Expect nothing, live frugally on surprise.

Friday, October 17, 2008

Trying Emotions

"Tomorrow" and "Smoke" address several related issues. Both stories present Faulkner's well-known and recurrent character Gavin Stevens as working lawyer and professional individual, as young defense counsel in "Tomorrow" and experienced County Attorney in "Smoke." Both stories are legal dramas(1) in which notions of justice, law, legal strategy, ethics, community, personal pain, truth, and language and silence are examined. Though sharing several aspects and structures, the stories are also opposites of sorts: in one a possibly unethical legal victory, in the other a possibly unethical but temporary legal defeat. Intense and privately held emotions are central to each story but function to the opposite effects of victory and defeat.

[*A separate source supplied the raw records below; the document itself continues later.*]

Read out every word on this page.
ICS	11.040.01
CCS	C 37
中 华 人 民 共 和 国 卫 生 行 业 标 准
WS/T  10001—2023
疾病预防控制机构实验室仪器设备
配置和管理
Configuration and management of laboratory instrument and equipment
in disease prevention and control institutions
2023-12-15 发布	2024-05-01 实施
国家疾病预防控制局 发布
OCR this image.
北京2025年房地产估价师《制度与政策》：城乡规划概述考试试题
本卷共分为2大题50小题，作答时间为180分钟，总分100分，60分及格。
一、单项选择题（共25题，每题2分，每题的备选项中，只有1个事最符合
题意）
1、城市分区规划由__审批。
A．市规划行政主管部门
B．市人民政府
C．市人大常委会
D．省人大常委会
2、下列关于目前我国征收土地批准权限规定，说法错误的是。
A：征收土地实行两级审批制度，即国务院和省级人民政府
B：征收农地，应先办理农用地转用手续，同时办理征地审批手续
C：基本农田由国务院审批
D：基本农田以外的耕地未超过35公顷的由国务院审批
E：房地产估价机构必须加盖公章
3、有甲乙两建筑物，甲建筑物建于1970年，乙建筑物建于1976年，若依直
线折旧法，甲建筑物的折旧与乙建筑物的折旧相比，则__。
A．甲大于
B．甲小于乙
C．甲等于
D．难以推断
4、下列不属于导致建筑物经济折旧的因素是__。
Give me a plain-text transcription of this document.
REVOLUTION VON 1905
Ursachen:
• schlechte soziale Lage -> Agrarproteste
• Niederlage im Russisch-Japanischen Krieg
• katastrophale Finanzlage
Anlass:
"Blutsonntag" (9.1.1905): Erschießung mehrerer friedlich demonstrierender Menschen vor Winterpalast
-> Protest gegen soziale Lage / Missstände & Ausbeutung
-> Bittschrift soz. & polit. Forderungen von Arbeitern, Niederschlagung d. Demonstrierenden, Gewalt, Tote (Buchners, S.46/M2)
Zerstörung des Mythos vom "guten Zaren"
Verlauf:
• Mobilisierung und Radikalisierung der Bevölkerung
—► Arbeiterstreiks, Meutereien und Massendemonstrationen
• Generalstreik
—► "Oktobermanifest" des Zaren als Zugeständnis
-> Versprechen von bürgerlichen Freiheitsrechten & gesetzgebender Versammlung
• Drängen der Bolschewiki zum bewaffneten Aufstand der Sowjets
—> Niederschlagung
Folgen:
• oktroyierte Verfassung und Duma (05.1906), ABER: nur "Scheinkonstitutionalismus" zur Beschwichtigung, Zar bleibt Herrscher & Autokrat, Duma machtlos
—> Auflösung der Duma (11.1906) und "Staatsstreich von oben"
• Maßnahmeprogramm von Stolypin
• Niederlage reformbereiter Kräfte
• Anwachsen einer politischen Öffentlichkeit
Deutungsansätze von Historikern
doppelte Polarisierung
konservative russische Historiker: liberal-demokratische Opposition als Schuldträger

The relentless but formally unacknowledged presence of individual emotion unexpectedly disrupts the legal space and its presumptions, protocol, and proceedings in "Tomorrow" but is calculatingly used to create the possibility for continued legal proceedings and the corroboration of phantom evidence in "Smoke." Hidden and encoded emotion thus defies and temporarily explodes in "Tomorrow" that use of law and its procedures that it establishes in "Smoke." The collision on the one hand and alliance on the other of legal procedure and emotional energy suggest Faulkner's concern not only with law and its supposed objectivity and dubious improvisations but with the status of truth and justice in the midst of community and in community's most contentious arena, the court. Certainly Faulkner seems to challenge the notions that law and emotion are separable. While he demonstrates in these two stories that each has claims and limiting effects on the other, he also suggests their endless, never fully discerned or discernable interaction.